A dog trots across the sand. A group of Thais has sat around a table for a barbecue. An elderly man swims in the sea. It’s a quiet beach, and the main road that runs along the coast doesn’t make any difference. A little further on, young people are sitting in front of a 7-Eleven listening to music, a sports car stops and a man and a young Thai woman get out. The man’s arms are tattooed and he is wearing sunglasses, even though the sun has already set.

We stroll along Beach Road and stop off at a restaurant. Thai dishes are on the menu. Europeans are sitting at the tables: a group of people from Norway. English people, but mainly Germans, most of them accompanied by a Thai woman.

Rayong is not a tourist destination. Foreigners live here who find Pattaya too noisy and the dream beaches on the islands too expensive. It has hardly anything to offer apart from the vacation island of Koh Samet.

Phra Chedi Klang Nam (Samut Chedi)

It’s a rainy day. We’ve put up in a windowless hotel room and the mood is depressed. At the top of our to-do list today is “laundry”. In search of a laundromat, we get to know the city of Rayong better. While we wait for the wash to finish, we explore Suan Si Mueang Park. A sudden rain shower drives us back. Another attempt while the washing dries. Once across the city for lunch. A busy main road, huge billboards, chaos in the pedestrian zones, an ugly mall, a food court – lunch at last.

We quickly pick up our laundry and drive out of the city to one of the few sights, the Phra Chedi Klang Nam. It is located on the edge of a mangrove forest, through which beautifully laid out paths lead. The information boards about habitats and the mangrove forest ecosystem are poorly translated and lacking in information. Apart from two young couples and a pack of street dogs, we are the only visitors.

It is drizzling. Garbage is stuck in the roots of the mangroves and a rowing team passes us by. Fishing boats bob up and down in the swell.

Mangrove Forest in Rayong
Mangrove Forest in Rayong
Canoe on the River in Rayong

Wat Samut Khongkharam lies opposite a fishing port. A bridge leads us across to a headland with man-made swimming bays. Street vendors sell fruits and cold drinks, there are nice restaurants and bars and a little more life than the places we visited before. It could be a nice beach, a nice place by the sea, if there wasn’t the view of the gigantic industrial plants right by the sea.

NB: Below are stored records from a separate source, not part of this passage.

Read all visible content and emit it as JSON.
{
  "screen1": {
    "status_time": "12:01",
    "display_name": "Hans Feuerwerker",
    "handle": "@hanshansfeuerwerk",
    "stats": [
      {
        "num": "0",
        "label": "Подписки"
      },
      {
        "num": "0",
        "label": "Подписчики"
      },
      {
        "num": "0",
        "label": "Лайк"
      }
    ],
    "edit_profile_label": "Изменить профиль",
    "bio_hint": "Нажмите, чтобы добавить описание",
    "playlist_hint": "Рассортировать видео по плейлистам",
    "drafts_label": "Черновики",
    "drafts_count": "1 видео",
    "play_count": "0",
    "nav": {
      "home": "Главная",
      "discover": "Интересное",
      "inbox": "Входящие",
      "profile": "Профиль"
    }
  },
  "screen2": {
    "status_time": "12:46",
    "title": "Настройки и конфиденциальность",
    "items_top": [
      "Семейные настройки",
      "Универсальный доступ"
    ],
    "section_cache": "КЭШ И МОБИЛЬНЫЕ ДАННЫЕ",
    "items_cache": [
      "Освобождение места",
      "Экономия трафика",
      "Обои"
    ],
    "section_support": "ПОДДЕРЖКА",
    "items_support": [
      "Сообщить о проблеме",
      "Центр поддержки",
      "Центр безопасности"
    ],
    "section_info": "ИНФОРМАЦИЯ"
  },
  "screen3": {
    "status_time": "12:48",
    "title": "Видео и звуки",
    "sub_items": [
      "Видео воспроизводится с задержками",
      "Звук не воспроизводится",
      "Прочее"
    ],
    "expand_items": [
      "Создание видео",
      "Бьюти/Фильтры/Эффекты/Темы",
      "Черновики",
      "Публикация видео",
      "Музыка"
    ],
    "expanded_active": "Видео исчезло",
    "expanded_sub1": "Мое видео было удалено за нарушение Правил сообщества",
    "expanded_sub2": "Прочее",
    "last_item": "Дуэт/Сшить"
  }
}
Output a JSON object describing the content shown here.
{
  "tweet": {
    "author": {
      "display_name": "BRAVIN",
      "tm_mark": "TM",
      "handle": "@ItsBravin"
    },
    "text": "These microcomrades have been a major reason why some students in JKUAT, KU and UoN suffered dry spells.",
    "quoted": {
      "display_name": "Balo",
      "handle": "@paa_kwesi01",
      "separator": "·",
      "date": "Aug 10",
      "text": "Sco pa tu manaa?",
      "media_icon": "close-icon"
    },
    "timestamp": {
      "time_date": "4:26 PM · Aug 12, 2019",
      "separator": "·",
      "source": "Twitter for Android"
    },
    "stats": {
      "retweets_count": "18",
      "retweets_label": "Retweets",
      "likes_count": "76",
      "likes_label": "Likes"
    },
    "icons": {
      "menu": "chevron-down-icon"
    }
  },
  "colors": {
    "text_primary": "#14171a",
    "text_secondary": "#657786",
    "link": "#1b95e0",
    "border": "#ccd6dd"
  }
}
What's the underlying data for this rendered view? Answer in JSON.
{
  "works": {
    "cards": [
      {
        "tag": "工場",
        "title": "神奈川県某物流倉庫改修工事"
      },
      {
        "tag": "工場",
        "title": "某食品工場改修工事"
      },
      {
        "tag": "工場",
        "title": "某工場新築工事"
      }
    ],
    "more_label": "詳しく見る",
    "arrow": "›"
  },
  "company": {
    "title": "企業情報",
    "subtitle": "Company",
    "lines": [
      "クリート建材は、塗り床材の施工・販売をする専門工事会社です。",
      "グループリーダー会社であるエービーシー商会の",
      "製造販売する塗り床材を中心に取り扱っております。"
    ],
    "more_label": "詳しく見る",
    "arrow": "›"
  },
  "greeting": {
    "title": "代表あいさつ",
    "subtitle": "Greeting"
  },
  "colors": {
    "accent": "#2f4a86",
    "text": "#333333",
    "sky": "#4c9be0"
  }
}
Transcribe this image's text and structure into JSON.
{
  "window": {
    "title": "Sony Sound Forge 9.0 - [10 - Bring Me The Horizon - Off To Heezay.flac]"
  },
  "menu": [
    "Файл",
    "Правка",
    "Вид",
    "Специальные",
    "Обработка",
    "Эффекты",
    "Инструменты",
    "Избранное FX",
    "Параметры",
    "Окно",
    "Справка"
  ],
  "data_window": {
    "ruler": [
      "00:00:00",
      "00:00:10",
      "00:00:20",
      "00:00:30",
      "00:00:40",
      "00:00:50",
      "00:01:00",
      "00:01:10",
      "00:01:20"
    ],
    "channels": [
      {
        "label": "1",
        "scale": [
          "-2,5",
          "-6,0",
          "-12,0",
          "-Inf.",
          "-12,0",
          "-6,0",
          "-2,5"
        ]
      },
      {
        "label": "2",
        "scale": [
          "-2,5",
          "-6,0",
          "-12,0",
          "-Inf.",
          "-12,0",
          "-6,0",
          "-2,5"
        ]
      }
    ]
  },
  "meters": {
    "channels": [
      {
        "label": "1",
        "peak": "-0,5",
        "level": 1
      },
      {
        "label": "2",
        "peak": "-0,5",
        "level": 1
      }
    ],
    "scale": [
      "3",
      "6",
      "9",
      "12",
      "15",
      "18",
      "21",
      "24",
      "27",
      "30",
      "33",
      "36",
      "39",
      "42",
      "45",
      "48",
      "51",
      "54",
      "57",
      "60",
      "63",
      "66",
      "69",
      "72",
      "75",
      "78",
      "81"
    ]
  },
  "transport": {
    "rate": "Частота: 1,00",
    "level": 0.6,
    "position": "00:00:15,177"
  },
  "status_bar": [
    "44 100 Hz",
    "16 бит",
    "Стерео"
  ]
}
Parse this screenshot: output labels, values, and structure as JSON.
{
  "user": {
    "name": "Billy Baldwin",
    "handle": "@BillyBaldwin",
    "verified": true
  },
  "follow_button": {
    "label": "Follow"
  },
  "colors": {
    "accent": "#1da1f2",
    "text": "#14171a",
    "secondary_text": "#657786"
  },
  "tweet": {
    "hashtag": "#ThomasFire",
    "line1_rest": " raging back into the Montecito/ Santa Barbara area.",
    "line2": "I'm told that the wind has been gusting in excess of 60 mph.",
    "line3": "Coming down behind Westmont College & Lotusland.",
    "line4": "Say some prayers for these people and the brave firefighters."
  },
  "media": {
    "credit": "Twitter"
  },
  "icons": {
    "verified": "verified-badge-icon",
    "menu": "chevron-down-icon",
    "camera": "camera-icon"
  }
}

Pipes, chimneys, tankers – Rayong’s economy is based on heavy industry and petrochemicals.

Fisher Boats in Rayong
Wat Samut Khongkharam
Wat Samut Khongkharam

The real attraction of Rayong is the offshore island of Koh Samet. Formerly a popular destination for Thais, the small island has now also been discovered by international tourists. We cross over on an old fishing boat. The statue of a giantess welcomes us at the pier. It is the story of Prince Aphai Man, who was captured by the giantess and was able to free himself with a lullaby played on his flute and thanks to a beautiful mermaid.

We leave the crowded pier behind us and head for Sai Kaew Beach. The restaurants and bars are so close together that we can’t tell where one place ends and the next begins. Finally, we find a cozy spot by the water.

Koh Samet was once a pearl. A small island, easy to reach from Bangkok. Fantastic sunsets and fresh air. We may have visited the wrong beaches on Koh Samet, but this island is a bit cramped for us. Too much to do in too small a space. A walk through the jungle – once across the island to the west side – is just the thing.

Arriving in Koh Samet
Green Bananas
Ferry to Koh Samet
Beach at Rayong

We take the last boat back to the mainland. Rayong is boring, Rayong is not beautiful. And perhaps apart from Koh Samet, Rayong is certainly not worth a trip. But with its unexcited boredom and mediocrity, it is exactly what expats and long-term vacationers are looking for here: some beach and an affordable life.